The blitz targeted 19 sites around the peninsula, with the volunteers using collection methods ranging from the tried-and-true butterfly net to electric insect traps and even a secret “brew” – an aged potion containing beer, sugar, rum and bananas – that was painted on trees to attract the butterflies and moths.
Each species collected was cataloged and added to a database that not only identifies the insect but also includes when and where it was found. The blitz targeted a number of different habitats, garnering different species from different sites.
According to David Manski, chief of resource management at the park, that kind of information is essential to developing a good management plan for the park.
“The National Park Service is charged with protecting the resource in Acadia,” Manski said. “How can we do it effectively if we don’t have a good understanding of what we’re charged with protecting? This can serve as a benchmark for us to tell what’s happening around us.”

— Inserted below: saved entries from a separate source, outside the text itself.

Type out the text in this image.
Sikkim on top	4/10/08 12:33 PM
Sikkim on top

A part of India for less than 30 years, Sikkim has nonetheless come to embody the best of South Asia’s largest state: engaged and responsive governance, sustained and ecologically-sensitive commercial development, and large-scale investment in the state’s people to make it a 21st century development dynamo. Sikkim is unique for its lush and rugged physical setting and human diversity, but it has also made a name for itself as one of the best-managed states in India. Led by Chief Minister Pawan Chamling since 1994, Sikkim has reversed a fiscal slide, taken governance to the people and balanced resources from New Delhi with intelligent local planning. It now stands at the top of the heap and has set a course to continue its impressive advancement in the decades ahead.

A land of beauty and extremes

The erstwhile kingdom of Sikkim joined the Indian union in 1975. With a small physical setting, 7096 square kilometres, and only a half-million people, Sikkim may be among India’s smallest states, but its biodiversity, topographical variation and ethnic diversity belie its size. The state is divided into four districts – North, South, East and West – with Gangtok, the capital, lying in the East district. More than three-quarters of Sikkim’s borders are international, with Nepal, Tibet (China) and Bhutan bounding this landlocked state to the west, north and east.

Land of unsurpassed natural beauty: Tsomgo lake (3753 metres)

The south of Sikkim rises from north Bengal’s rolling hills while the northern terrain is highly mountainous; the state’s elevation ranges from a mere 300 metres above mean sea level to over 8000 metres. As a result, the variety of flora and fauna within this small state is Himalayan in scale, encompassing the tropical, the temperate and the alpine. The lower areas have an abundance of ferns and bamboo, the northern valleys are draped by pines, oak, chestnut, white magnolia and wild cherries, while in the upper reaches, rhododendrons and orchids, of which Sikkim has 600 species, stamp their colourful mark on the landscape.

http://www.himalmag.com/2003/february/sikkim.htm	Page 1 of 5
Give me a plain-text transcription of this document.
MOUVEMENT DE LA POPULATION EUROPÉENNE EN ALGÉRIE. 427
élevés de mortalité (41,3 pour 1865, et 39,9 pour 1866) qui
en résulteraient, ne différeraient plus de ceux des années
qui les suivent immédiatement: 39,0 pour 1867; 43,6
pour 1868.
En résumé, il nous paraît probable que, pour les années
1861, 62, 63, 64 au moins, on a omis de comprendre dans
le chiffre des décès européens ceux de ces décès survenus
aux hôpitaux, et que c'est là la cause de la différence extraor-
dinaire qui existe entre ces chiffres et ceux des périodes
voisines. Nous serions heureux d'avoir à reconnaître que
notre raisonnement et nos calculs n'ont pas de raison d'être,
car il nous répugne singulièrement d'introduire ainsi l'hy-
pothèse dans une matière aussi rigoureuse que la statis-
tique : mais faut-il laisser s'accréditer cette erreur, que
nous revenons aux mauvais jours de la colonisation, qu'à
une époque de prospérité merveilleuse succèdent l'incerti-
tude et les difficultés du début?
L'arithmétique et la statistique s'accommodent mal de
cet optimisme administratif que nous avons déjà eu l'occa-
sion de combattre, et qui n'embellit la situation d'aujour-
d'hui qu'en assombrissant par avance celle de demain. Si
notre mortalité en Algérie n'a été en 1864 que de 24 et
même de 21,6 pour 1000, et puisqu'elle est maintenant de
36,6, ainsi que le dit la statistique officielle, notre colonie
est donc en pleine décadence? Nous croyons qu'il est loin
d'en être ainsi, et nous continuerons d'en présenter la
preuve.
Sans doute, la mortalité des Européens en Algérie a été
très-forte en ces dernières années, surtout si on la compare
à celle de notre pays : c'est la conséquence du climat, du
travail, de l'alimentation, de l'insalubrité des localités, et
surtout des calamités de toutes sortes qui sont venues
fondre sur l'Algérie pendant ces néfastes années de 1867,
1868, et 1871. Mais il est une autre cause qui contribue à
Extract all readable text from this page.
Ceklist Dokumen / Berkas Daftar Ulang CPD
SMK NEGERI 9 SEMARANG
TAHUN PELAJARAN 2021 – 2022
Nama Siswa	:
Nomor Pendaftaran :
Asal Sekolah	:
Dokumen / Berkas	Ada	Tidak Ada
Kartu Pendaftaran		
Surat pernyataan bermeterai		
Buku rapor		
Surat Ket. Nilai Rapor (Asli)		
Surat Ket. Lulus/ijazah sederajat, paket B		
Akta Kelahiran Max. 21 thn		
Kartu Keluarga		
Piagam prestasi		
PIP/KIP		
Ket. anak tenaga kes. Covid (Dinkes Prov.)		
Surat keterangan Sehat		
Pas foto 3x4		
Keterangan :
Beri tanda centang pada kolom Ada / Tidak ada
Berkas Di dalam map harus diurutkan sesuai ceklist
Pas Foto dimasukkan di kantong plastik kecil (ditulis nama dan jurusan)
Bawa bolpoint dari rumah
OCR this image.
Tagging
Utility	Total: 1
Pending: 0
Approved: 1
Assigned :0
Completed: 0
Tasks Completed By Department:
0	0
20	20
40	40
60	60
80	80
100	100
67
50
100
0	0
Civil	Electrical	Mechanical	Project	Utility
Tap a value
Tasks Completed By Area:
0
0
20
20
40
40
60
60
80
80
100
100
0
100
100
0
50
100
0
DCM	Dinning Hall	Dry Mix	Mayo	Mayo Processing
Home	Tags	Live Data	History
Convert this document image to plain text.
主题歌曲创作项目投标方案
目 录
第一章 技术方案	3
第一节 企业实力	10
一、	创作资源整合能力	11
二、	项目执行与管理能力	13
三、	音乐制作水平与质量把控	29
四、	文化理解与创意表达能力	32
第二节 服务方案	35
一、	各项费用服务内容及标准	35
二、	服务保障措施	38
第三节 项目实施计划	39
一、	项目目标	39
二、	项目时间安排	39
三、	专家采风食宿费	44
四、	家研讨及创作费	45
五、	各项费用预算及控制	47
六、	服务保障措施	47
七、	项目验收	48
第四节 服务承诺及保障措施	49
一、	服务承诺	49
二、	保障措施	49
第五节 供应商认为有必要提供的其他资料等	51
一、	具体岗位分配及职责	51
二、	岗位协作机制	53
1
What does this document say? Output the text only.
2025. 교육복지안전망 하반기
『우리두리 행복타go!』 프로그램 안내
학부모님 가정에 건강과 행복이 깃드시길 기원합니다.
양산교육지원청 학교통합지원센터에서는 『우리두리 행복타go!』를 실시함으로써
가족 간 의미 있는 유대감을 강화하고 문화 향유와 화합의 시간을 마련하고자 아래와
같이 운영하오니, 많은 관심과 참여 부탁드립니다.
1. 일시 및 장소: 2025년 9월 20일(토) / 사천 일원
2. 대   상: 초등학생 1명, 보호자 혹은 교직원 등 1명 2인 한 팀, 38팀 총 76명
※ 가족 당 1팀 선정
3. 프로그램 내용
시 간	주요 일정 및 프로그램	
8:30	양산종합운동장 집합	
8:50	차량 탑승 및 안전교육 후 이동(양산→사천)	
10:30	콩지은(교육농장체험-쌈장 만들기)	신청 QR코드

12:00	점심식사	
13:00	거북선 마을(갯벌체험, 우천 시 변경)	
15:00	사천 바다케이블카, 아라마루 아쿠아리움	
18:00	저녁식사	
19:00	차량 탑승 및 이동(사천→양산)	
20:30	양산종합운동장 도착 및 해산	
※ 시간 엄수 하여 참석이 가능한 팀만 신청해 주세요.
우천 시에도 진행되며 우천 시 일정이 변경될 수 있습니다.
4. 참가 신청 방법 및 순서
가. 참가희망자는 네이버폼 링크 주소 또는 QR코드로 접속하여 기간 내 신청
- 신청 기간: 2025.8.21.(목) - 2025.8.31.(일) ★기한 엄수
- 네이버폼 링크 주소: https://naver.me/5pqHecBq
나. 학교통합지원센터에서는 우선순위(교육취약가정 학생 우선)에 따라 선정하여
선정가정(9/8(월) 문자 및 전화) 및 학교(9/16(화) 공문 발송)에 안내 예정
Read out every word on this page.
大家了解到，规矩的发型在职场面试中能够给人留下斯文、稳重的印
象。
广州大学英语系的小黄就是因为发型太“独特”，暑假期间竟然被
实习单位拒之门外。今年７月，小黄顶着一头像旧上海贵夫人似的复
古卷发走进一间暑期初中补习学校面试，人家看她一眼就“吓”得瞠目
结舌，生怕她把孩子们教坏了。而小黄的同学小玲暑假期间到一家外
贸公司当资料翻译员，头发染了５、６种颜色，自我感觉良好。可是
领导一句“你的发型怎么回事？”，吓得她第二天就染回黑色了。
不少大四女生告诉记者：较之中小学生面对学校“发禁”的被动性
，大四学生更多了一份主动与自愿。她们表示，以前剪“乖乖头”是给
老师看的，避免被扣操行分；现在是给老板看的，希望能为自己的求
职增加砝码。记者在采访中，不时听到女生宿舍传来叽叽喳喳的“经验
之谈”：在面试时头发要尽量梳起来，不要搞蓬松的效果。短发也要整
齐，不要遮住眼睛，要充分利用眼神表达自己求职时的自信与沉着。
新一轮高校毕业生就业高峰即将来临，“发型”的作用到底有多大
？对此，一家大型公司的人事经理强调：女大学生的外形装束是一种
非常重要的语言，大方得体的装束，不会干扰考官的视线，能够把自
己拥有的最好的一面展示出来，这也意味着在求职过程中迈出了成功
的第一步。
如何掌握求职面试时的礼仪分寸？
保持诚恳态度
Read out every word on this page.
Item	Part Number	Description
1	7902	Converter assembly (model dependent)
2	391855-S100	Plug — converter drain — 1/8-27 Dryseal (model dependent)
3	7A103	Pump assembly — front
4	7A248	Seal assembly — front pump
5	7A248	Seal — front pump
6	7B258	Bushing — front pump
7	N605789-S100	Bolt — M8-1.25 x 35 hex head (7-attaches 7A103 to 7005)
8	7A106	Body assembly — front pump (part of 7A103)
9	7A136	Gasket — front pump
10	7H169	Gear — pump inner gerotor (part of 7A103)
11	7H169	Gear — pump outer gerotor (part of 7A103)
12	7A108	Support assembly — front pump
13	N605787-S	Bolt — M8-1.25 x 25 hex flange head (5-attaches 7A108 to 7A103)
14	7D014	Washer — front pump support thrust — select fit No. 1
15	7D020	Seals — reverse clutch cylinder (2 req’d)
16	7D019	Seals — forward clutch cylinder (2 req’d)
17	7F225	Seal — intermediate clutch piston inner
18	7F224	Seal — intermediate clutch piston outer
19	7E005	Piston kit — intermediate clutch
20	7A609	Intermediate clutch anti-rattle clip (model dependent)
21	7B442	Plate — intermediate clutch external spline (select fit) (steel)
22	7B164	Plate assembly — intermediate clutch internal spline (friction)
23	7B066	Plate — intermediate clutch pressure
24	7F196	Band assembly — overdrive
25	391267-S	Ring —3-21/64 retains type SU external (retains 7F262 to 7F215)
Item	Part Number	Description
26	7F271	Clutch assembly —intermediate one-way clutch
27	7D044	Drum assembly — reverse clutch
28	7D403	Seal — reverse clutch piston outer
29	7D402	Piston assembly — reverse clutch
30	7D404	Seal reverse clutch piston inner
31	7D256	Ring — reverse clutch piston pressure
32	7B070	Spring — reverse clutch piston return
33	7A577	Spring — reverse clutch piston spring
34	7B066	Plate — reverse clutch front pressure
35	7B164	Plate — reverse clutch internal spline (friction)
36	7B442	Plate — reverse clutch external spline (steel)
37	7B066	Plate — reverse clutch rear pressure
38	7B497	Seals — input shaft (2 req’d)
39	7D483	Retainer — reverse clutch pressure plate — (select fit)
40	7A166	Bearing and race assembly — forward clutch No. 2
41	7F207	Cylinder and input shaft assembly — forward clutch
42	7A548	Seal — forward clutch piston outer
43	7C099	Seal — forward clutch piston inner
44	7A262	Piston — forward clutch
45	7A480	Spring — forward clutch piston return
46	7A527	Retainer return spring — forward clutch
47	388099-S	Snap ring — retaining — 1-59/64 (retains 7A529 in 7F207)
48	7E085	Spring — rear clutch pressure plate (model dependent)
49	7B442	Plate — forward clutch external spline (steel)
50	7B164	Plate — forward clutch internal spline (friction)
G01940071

Although the park has in its museum a comprehensive survey of insects done in the early half of the 20th century, the blitz data will provide a new baseline by which the park can monitor changes that take place, Manski said.
The information gathered this weekend, including samples of each species collected, will be compiled in a database and be made available to researchers and the park museum, he said.
This likely will not be the last insect blitz in the park. MES worked with the park last year on a study of ants in the Mount Desert Island section.
Manski said he would like to see more of this type of survey work done at the park, not only on butterflies and moths, but also on other flora and fauna.
Although regular visitors to the park cannot collect anything from within the boundaries, Manski said the park service considers this type of effort beneficial and, with the new Schoodic Education and Research Center at the former Navy base property, the park now has a facility that can support this type of coordinated scientific research.